Le Furie che ispirano il titolo di questo film sono, nella mitologia, divinità che puniscono chi viola l’ordine morale e vendicano i delitti di sangue.
A partire da questo richiamo, Tony D’Aquino ha costruito un perverso gioco di oppressione e vendetta, che prende forma davanti agli occhi dello spettatore attraverso continui contrasti visivi e uditivi.
Pur ispirandosi alla mitologia e ai videogame (richiamo presente fin dai titoli di testa), il regista non approfondisce nessuna delle due tematiche, relegandole a mero escamotage per dare avvio alla trama.
All’interno del film tutto ruota attorno a Kayla (Airly Dodds), una giovane ragazza che vediamo all’inizio del film mentre fa da palo all’amica Maddie (Ebony Vagulans) intenta a scrivere su un muro “Fuck the patriarchy”. Le due ragazze hanno una breve lite perché Kayla non vuole imitare l’amica, che le sporca la maglia chiara di vernice rossa per sfogare la sua rabbia prima di andarsene. Non appena si separano le due amiche vengono rapite.
Successivamente, ritroviamo Kayla rinchiusa dentro una sorta di bara nera, aggredita dal rumore fortissimo e penetrante emesso da un dispositivo rosso. Uscita da lì, la protagonista scoprirà di essere stata lasciata insieme a Maddy in un bosco con altre cinque ragazze (le Belle) e di dover lottare per la sua sopravvivenza contro altrettanti uomini dalle sembianze mostruose (le Bestie), nella speranza di trovare la sua amica e una via di uscita.
All’interno di questo gioco perverso a ogni giocatore è stato inserito un dispositivo nel cranio per controllare cosa stia facendo e la vita di ogni Bestia è legata a quella di una Bella.
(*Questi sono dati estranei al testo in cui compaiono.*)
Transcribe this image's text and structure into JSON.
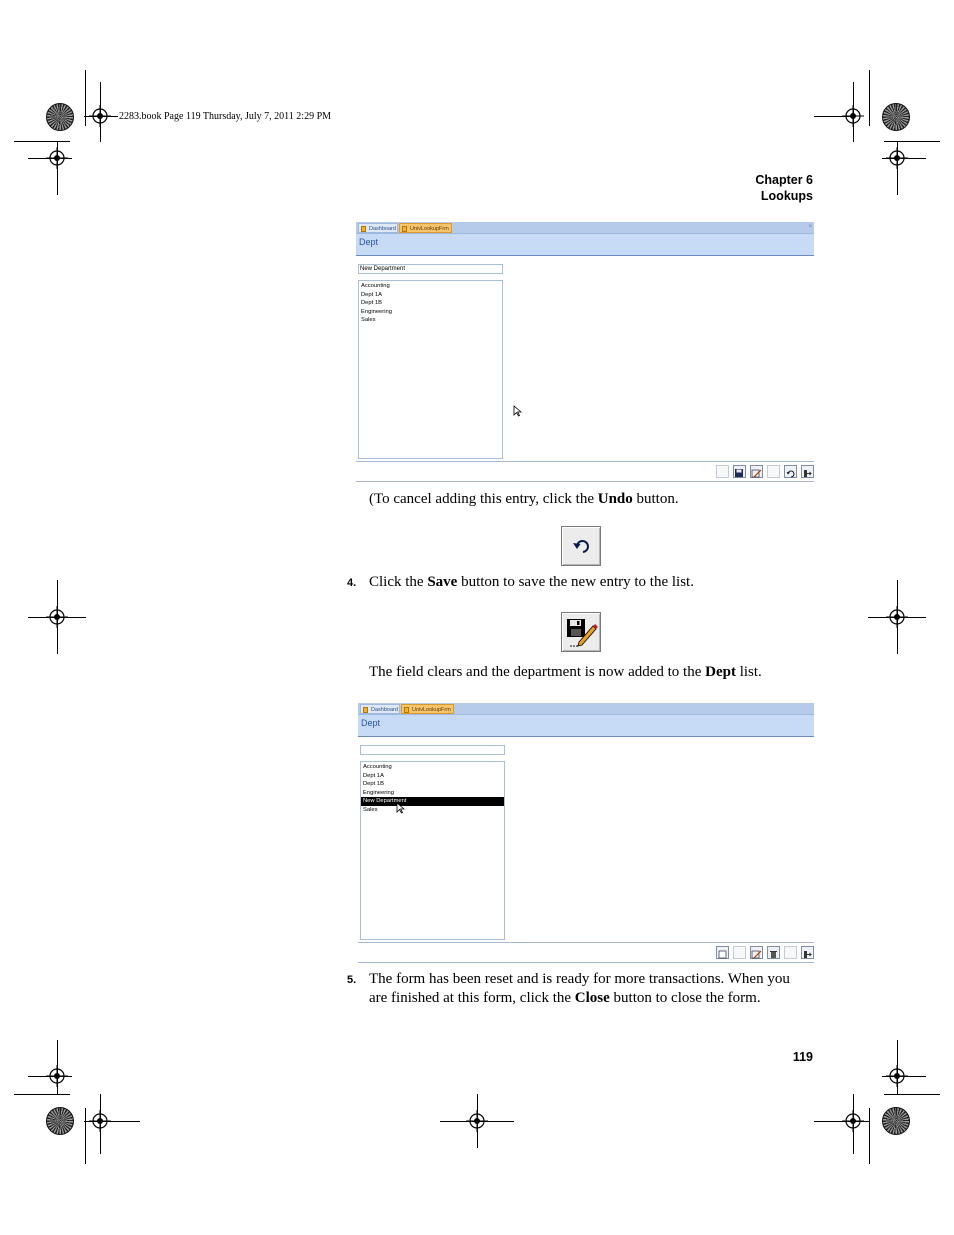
{
  "slug": "2283.book  Page 119  Thursday, July 7, 2011  2:29 PM",
  "running_head": {
    "chapter": "Chapter 6",
    "title": "Lookups"
  },
  "screenshot1": {
    "tabs": [
      "Dashboard",
      "UnivLookupFrm"
    ],
    "close": "×",
    "header": "Dept",
    "field_value": "New Department",
    "list": [
      "Accounting",
      "Dept 1A",
      "Dept 1B",
      "Engineering",
      "Sales"
    ]
  },
  "para1": {
    "pre": "(To cancel adding this entry, click the ",
    "bold": "Undo",
    "post": " button."
  },
  "step4": {
    "num": "4.",
    "pre": "Click the ",
    "bold": "Save",
    "post": " button to save the new entry to the list."
  },
  "para2": {
    "pre": "The field clears and the department is now added to the ",
    "bold": "Dept",
    "post": " list."
  },
  "screenshot2": {
    "tabs": [
      "Dashboard",
      "UnivLookupFrm"
    ],
    "header": "Dept",
    "field_value": "",
    "list": [
      "Accounting",
      "Dept 1A",
      "Dept 1B",
      "Engineering",
      "New Department",
      "Sales"
    ],
    "selected": "New Department"
  },
  "step5": {
    "num": "5.",
    "line1": "The form has been reset and is ready for more transactions. When you",
    "line2_pre": "are finished at this form, click the ",
    "bold": "Close",
    "line2_post": " button to close the form."
  },
  "page_number": "119",
  "icons": {
    "undo": "undo-icon",
    "save": "save-icon"
  }
}
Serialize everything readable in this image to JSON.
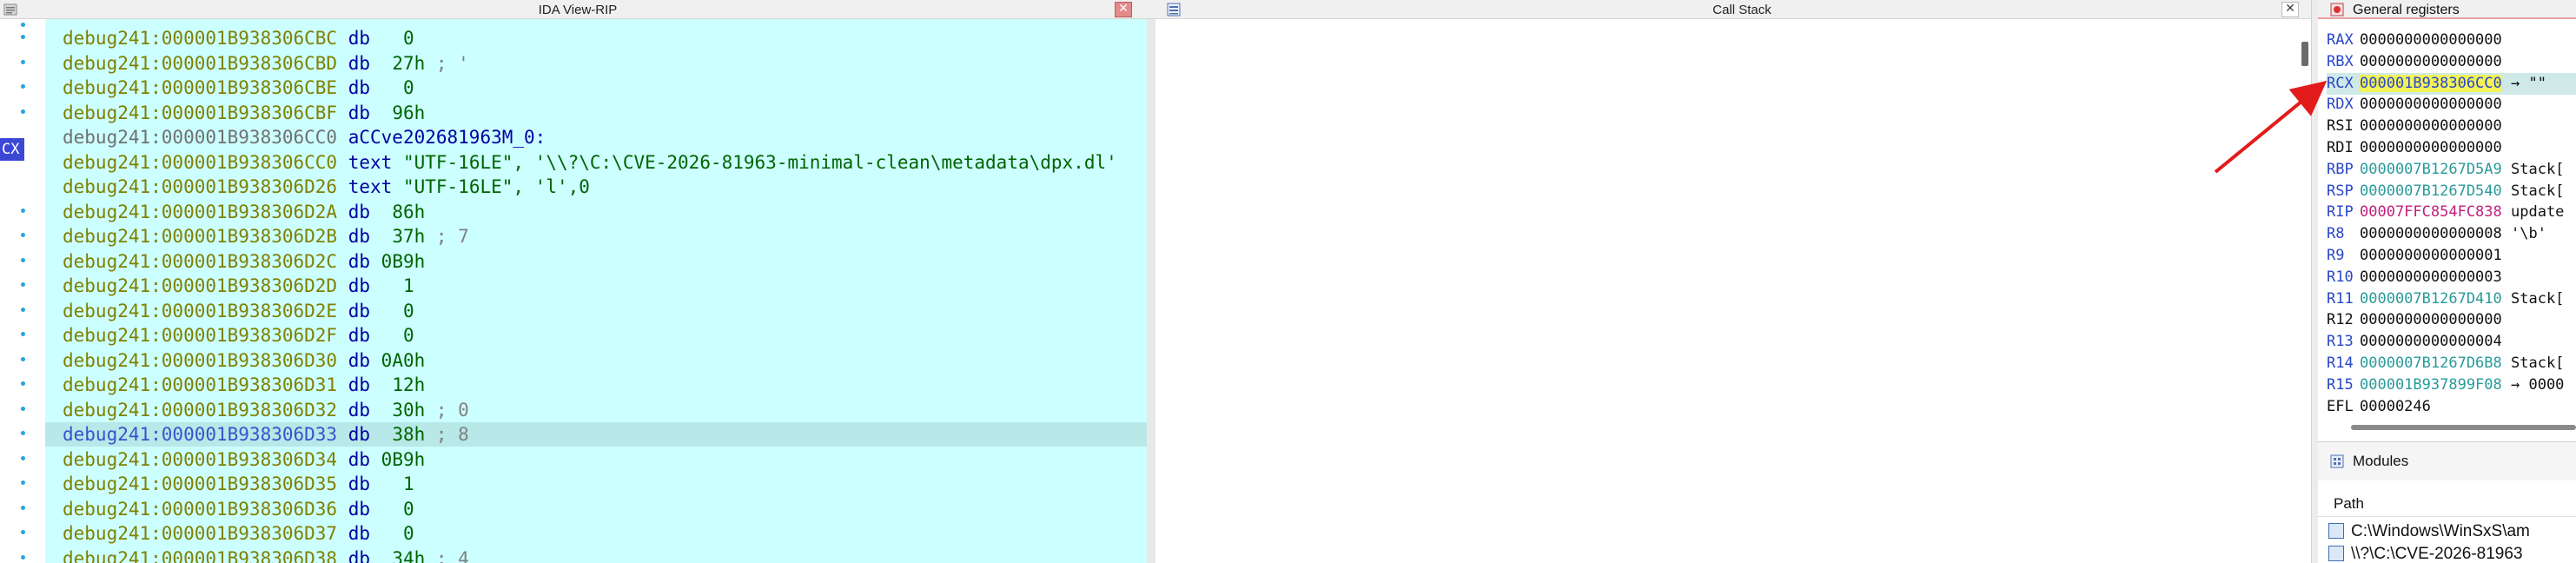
{
  "ida_view": {
    "title": "IDA View-RIP",
    "close_glyph": "✕",
    "register_tag": "CX",
    "lines": [
      {
        "addr": "debug241:000001B938306CBC",
        "op": "db",
        "arg": "   0",
        "comment": "",
        "style": "normal"
      },
      {
        "addr": "debug241:000001B938306CBD",
        "op": "db",
        "arg": "  27h",
        "comment": " ; '",
        "style": "normal"
      },
      {
        "addr": "debug241:000001B938306CBE",
        "op": "db",
        "arg": "   0",
        "comment": "",
        "style": "normal"
      },
      {
        "addr": "debug241:000001B938306CBF",
        "op": "db",
        "arg": "  96h",
        "comment": "",
        "style": "normal"
      },
      {
        "addr": "debug241:000001B938306CC0",
        "op": "aCCve202681963M_0:",
        "arg": "",
        "comment": "",
        "style": "label"
      },
      {
        "addr": "debug241:000001B938306CC0",
        "op": "text",
        "arg": " \"UTF-16LE\", '\\\\?\\C:\\CVE-2026-81963-minimal-clean\\metadata\\dpx.dl'",
        "comment": "",
        "style": "string"
      },
      {
        "addr": "debug241:000001B938306D26",
        "op": "text",
        "arg": " \"UTF-16LE\", 'l',0",
        "comment": "",
        "style": "string"
      },
      {
        "addr": "debug241:000001B938306D2A",
        "op": "db",
        "arg": "  86h",
        "comment": "",
        "style": "normal"
      },
      {
        "addr": "debug241:000001B938306D2B",
        "op": "db",
        "arg": "  37h",
        "comment": " ; 7",
        "style": "normal"
      },
      {
        "addr": "debug241:000001B938306D2C",
        "op": "db",
        "arg": " 0B9h",
        "comment": "",
        "style": "normal"
      },
      {
        "addr": "debug241:000001B938306D2D",
        "op": "db",
        "arg": "   1",
        "comment": "",
        "style": "normal"
      },
      {
        "addr": "debug241:000001B938306D2E",
        "op": "db",
        "arg": "   0",
        "comment": "",
        "style": "normal"
      },
      {
        "addr": "debug241:000001B938306D2F",
        "op": "db",
        "arg": "   0",
        "comment": "",
        "style": "normal"
      },
      {
        "addr": "debug241:000001B938306D30",
        "op": "db",
        "arg": " 0A0h",
        "comment": "",
        "style": "normal"
      },
      {
        "addr": "debug241:000001B938306D31",
        "op": "db",
        "arg": "  12h",
        "comment": "",
        "style": "normal"
      },
      {
        "addr": "debug241:000001B938306D32",
        "op": "db",
        "arg": "  30h",
        "comment": " ; 0",
        "style": "normal"
      },
      {
        "addr": "debug241:000001B938306D33",
        "op": "db",
        "arg": "  38h",
        "comment": " ; 8",
        "style": "current"
      },
      {
        "addr": "debug241:000001B938306D34",
        "op": "db",
        "arg": " 0B9h",
        "comment": "",
        "style": "normal"
      },
      {
        "addr": "debug241:000001B938306D35",
        "op": "db",
        "arg": "   1",
        "comment": "",
        "style": "normal"
      },
      {
        "addr": "debug241:000001B938306D36",
        "op": "db",
        "arg": "   0",
        "comment": "",
        "style": "normal"
      },
      {
        "addr": "debug241:000001B938306D37",
        "op": "db",
        "arg": "   0",
        "comment": "",
        "style": "normal"
      },
      {
        "addr": "debug241:000001B938306D38",
        "op": "db",
        "arg": "  34h",
        "comment": " ; 4",
        "style": "normal"
      }
    ]
  },
  "call_stack": {
    "title": "Call Stack",
    "close_glyph": "✕"
  },
  "registers": {
    "title": "General registers",
    "rows": [
      {
        "name": "RAX",
        "value": "0000000000000000",
        "hint": "",
        "name_style": "chg",
        "value_style": "plain"
      },
      {
        "name": "RBX",
        "value": "0000000000000000",
        "hint": "",
        "name_style": "chg",
        "value_style": "plain"
      },
      {
        "name": "RCX",
        "value": "000001B938306CC0",
        "hint": " → \"\"",
        "name_style": "chg",
        "value_style": "sel"
      },
      {
        "name": "RDX",
        "value": "0000000000000000",
        "hint": "",
        "name_style": "chg",
        "value_style": "plain"
      },
      {
        "name": "RSI",
        "value": "0000000000000000",
        "hint": "",
        "name_style": "same",
        "value_style": "plain"
      },
      {
        "name": "RDI",
        "value": "0000000000000000",
        "hint": "",
        "name_style": "same",
        "value_style": "plain"
      },
      {
        "name": "RBP",
        "value": "0000007B1267D5A9",
        "hint": " Stack[",
        "name_style": "chg",
        "value_style": "stack"
      },
      {
        "name": "RSP",
        "value": "0000007B1267D540",
        "hint": " Stack[",
        "name_style": "chg",
        "value_style": "stack"
      },
      {
        "name": "RIP",
        "value": "00007FFC854FC838",
        "hint": " update",
        "name_style": "chg",
        "value_style": "code"
      },
      {
        "name": "R8",
        "value": "0000000000000008",
        "hint": " '\\b'",
        "name_style": "chg",
        "value_style": "plain"
      },
      {
        "name": "R9",
        "value": "0000000000000001",
        "hint": "",
        "name_style": "chg",
        "value_style": "plain"
      },
      {
        "name": "R10",
        "value": "0000000000000003",
        "hint": "",
        "name_style": "chg",
        "value_style": "plain"
      },
      {
        "name": "R11",
        "value": "0000007B1267D410",
        "hint": " Stack[",
        "name_style": "chg",
        "value_style": "stack"
      },
      {
        "name": "R12",
        "value": "0000000000000000",
        "hint": "",
        "name_style": "same",
        "value_style": "plain"
      },
      {
        "name": "R13",
        "value": "0000000000000004",
        "hint": "",
        "name_style": "chg",
        "value_style": "plain"
      },
      {
        "name": "R14",
        "value": "0000007B1267D6B8",
        "hint": " Stack[",
        "name_style": "chg",
        "value_style": "stack"
      },
      {
        "name": "R15",
        "value": "000001B937899F08",
        "hint": " → 0000",
        "name_style": "chg",
        "value_style": "stack"
      },
      {
        "name": "EFL",
        "value": "00000246",
        "hint": "",
        "name_style": "same",
        "value_style": "plain"
      }
    ]
  },
  "modules": {
    "title": "Modules",
    "column_path": "Path",
    "rows": [
      {
        "path": "C:\\Windows\\WinSxS\\am"
      },
      {
        "path": "\\\\?\\C:\\CVE-2026-81963"
      }
    ]
  },
  "colors": {
    "code_bg": "#ccffff",
    "current_line_bg": "#b8e8e8",
    "arrow": "#e21b1b"
  }
}
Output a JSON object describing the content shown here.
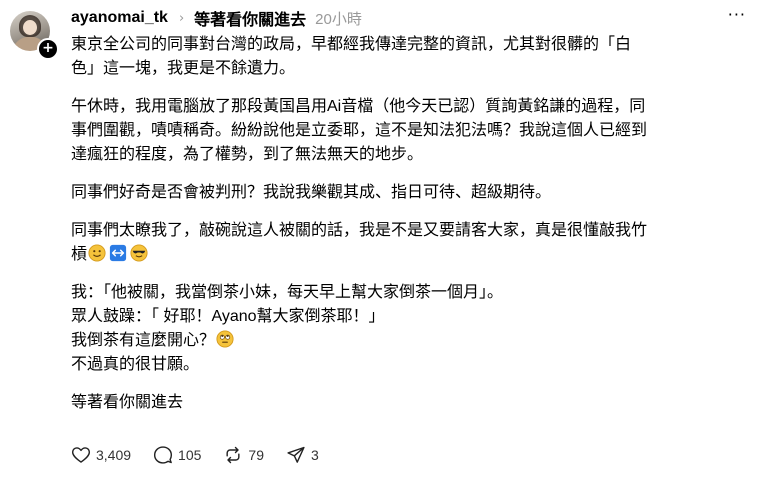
{
  "post": {
    "username": "ayanomai_tk",
    "topic": "等著看你關進去",
    "time": "20小時",
    "paragraphs": [
      [
        "東京全公司的同事對台灣的政局，早都經我傳達完整的資訊，尤其對很髒的「白",
        "色」這一塊，我更是不餘遺力。"
      ],
      [
        "午休時，我用電腦放了那段黃国昌用Ai音檔（他今天已認）質詢黃銘謙的過程，同",
        "事們圍觀，嘖嘖稱奇。紛紛說他是立委耶，這不是知法犯法嗎？我說這個人已經到",
        "達瘋狂的程度，為了權勢，到了無法無天的地步。"
      ],
      [
        "同事們好奇是否會被判刑？我說我樂觀其成、指日可待、超級期待。"
      ],
      [
        "同事們太瞭我了，敲碗說這人被關的話，我是不是又要請客大家，真是很懂敲我竹",
        "槓"
      ],
      [
        "我：「他被關，我當倒茶小妹，每天早上幫大家倒茶一個月」。",
        "眾人鼓躁：「 好耶！Ayano幫大家倒茶耶！」",
        "我倒茶有這麼開心？",
        "不過真的很甘願。"
      ],
      [
        "等著看你關進去"
      ]
    ]
  },
  "icons": {
    "follow": "+",
    "chevron": "›",
    "more": "···",
    "emojis": [
      "slightly-smiling-face",
      "left-right-arrow",
      "smiling-face-with-sunglasses",
      "face-with-rolling-eyes"
    ]
  },
  "stats": {
    "likes": "3,409",
    "replies": "105",
    "reposts": "79",
    "shares": "3"
  },
  "colors": {
    "text": "#000000",
    "muted": "#999999",
    "emoji_yellow": "#f5c33b",
    "arrow_blue": "#2b7be4"
  }
}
Quella maglia chiara macchiata di vernice rossa all’inizio del film riassume perfettamente la palette e i profondi contrasti usati dal regista. Lo sguardo dello spettatore non è mai aggredito da colori forti che non siano il rosso del sangue e del dispositivo usato per trattenere le ragazze all’interno dei confini del gioco. ll set in cui si trovano questi “gladiatori” è una foresta dai toni opachi, con alberi e uccelli bianchi, dall’aspetto sinistramente rilassante; un ambiente in estrema contraddizione sia con le scene di violenza, sia con la traccia sonora, costituita dal respiro forte e affannato dei personaggi, delle urla delle ragazze e dal verso stridulo degli uccelli.
Tutti questi elementi, insieme alla bravura degli attori e della regia, rendono questo slasher movie a basso budget una piacevole visione in cui le scene prettamente orrorifiche sono ben sostenute da tutti gli altri elementi che compongono il film.
Attraverso la moltiplicazione degli archetipi della final girl e dell’assassino, un set “povero” e qualche secchio di sangue al posto della CGI, D’Aquino è riuscito a creare un’opera degna di nota e che ha riscosso un buon successo tra il pubblico del festival presente in sala.